I just picked up a 6hp 12 gal Craftsman shop vac on Craig's List to use in my garage/shop. I plan to primarily use it for cleanup and I have ordered a reducer to hook it to my 4"/6" belt/disc sander. I understand that I will plug up filters like crazy if I sand a lot and don't have a dust separator. 

My question is this: Does anyone have experience with cloth filter sleeves? I ordered one (very inexpensive) along with a new filter and the reducer that I mentioned before. The theory is that it fits over the filter and keeps it from plugging up. It is supposedly easy to shake out/rinse/launder. I am skeptical as to how effective it can be, but it was cheap enough to try. I don't have a planer, lathe, or joiner to make heaps of shavings with. Thoughts?


----------



## Wheeler (Sep 27, 2012)

I always just bought any vac that had HEPA filtration... I'm easily pleased haha xD

http://en.wikipedia.org/wiki/HEPA


----------



## BassBlaster (Nov 21, 2010)

Phaedrus said:


> I'm going to piggy-back on this thread since my question is in line with the conversation.
> 
> I just picked up a 6hp 12 gal Craftsman shop vac on Craig's List to use in my garage/shop. I plan to primarily use it for cleanup and I have ordered a reducer to hook it to my 4"/6" belt/disc sander. I understand that I will plug up filters like crazy if I sand a lot and don't have a dust separator.
> 
> My question is this: Does anyone have experience with cloth filter sleeves? I ordered one (very inexpensive) along with a new filter and the reducer that I mentioned before. The theory is that it fits over the filter and keeps it from plugging up. It is supposedly easy to shake out/rinse/launder. I am skeptical as to how effective it can be, but it was cheap enough to try. I don't have a planer, lathe, or joiner to make heaps of shavings with. Thoughts?


 Buy a dust deputy or build a thien baffle and that dust never gets to your vac to begin with.
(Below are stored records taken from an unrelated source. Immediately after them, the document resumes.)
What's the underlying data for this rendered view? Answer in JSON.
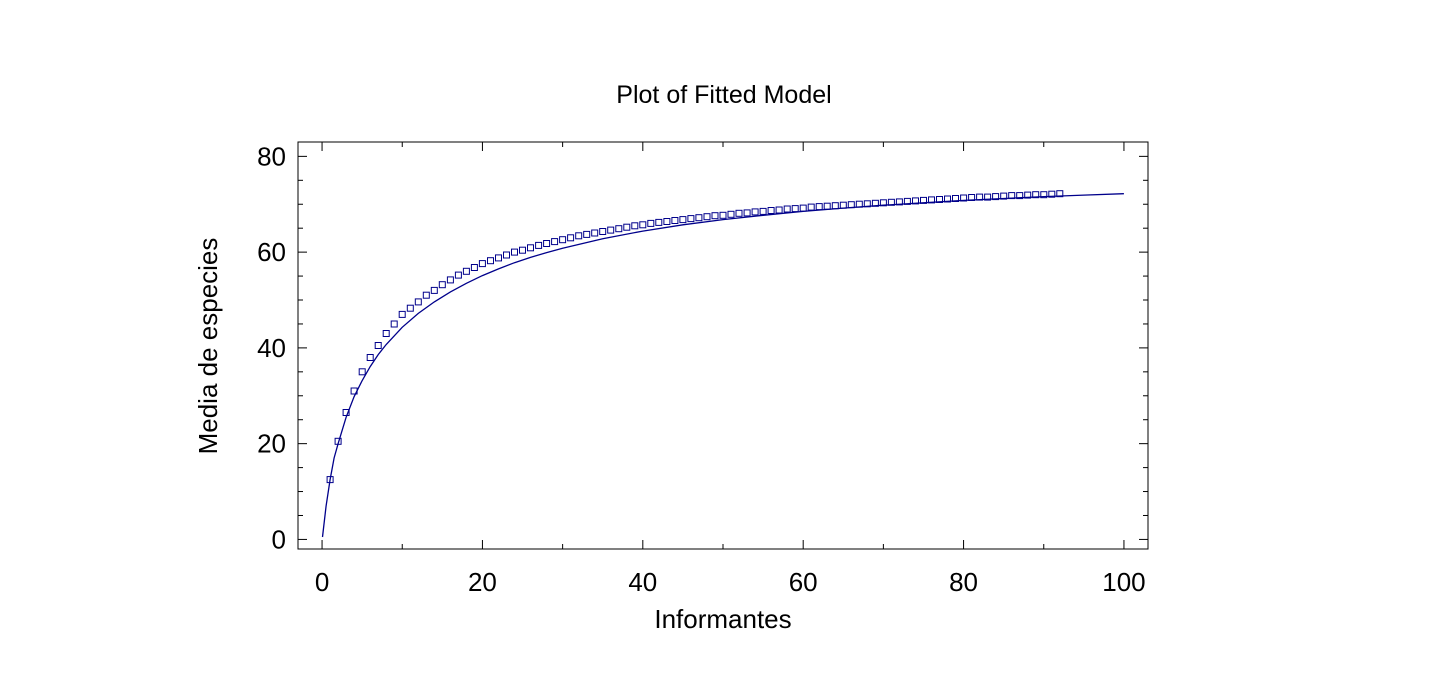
{
  "chart_data": {
    "type": "scatter",
    "title": "Plot of Fitted Model",
    "xlabel": "Informantes",
    "ylabel": "Media de especies",
    "xlim": [
      -3,
      103
    ],
    "ylim": [
      -2,
      83
    ],
    "x_ticks": [
      "0",
      "20",
      "40",
      "60",
      "80",
      "100"
    ],
    "y_ticks": [
      "0",
      "20",
      "40",
      "60",
      "80"
    ],
    "grid": false,
    "colors": {
      "series": "#00008b",
      "axes": "#000000"
    },
    "series": [
      {
        "kind": "points",
        "marker": "square",
        "x": [
          1,
          2,
          3,
          4,
          5,
          6,
          7,
          8,
          9,
          10,
          11,
          12,
          13,
          14,
          15,
          16,
          17,
          18,
          19,
          20,
          21,
          22,
          23,
          24,
          25,
          26,
          27,
          28,
          29,
          30,
          31,
          32,
          33,
          34,
          35,
          36,
          37,
          38,
          39,
          40,
          41,
          42,
          43,
          44,
          45,
          46,
          47,
          48,
          49,
          50,
          51,
          52,
          53,
          54,
          55,
          56,
          57,
          58,
          59,
          60,
          61,
          62,
          63,
          64,
          65,
          66,
          67,
          68,
          69,
          70,
          71,
          72,
          73,
          74,
          75,
          76,
          77,
          78,
          79,
          80,
          81,
          82,
          83,
          84,
          85,
          86,
          87,
          88,
          89,
          90,
          91,
          92
        ],
        "y": [
          12.5,
          20.5,
          26.5,
          31,
          35,
          38,
          40.5,
          43,
          45,
          47,
          48.3,
          49.6,
          51,
          52,
          53.2,
          54.2,
          55.2,
          56,
          56.8,
          57.6,
          58.2,
          58.8,
          59.4,
          60,
          60.4,
          60.9,
          61.4,
          61.8,
          62.2,
          62.6,
          63,
          63.4,
          63.7,
          64,
          64.3,
          64.6,
          64.9,
          65.2,
          65.5,
          65.7,
          66,
          66.2,
          66.4,
          66.6,
          66.8,
          67,
          67.2,
          67.4,
          67.6,
          67.7,
          67.9,
          68.1,
          68.2,
          68.4,
          68.5,
          68.7,
          68.8,
          69,
          69.1,
          69.2,
          69.4,
          69.5,
          69.6,
          69.7,
          69.8,
          69.9,
          70,
          70.1,
          70.2,
          70.3,
          70.4,
          70.5,
          70.6,
          70.7,
          70.8,
          70.9,
          71,
          71.1,
          71.2,
          71.3,
          71.4,
          71.5,
          71.5,
          71.6,
          71.7,
          71.8,
          71.8,
          71.9,
          72,
          72,
          72.1,
          72.2
        ]
      },
      {
        "kind": "fitted-line",
        "x": [
          0.05,
          0.5,
          1,
          1.5,
          2,
          3,
          4,
          5,
          6,
          7,
          8,
          10,
          12,
          14,
          16,
          18,
          20,
          22,
          24,
          26,
          28,
          30,
          35,
          40,
          45,
          50,
          55,
          60,
          65,
          70,
          75,
          80,
          85,
          90,
          95,
          100
        ],
        "y": [
          0.5,
          7,
          12.5,
          17,
          20,
          25.5,
          29.8,
          33.2,
          36.1,
          38.6,
          40.7,
          44.3,
          47.2,
          49.6,
          51.7,
          53.5,
          55.1,
          56.5,
          57.8,
          58.9,
          59.9,
          60.8,
          62.8,
          64.4,
          65.7,
          66.8,
          67.7,
          68.5,
          69.2,
          69.8,
          70.3,
          70.8,
          71.2,
          71.6,
          71.9,
          72.2
        ]
      }
    ]
  }
}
I have a small 5 gal shop vac I use to clean up around the shop. It has one of the filter cover bag thingies your talking about. It does protect the filter but is a pain to clean sometimes and it has to be cleaned often for the vac to have full suction.


----------



## Phaedrus (Jan 18, 2012)

BassBlaster said:


> Buy a dust deputy or build a thien baffle and that dust never gets to your vac to begin with.
> 
> I have a small 5 gal shop vac I use to clean up around the shop. It has one of the filter cover bag thingies your talking about. It does protect the filter but is a pain to clean sometimes and it has to be cleaned often for the vac to have full suction.


 
I reached the same conclusion.

See: http://www.woodworkingtalk.com/f32/forget-dust-deputy-27235/index2/:thumbsup:


----------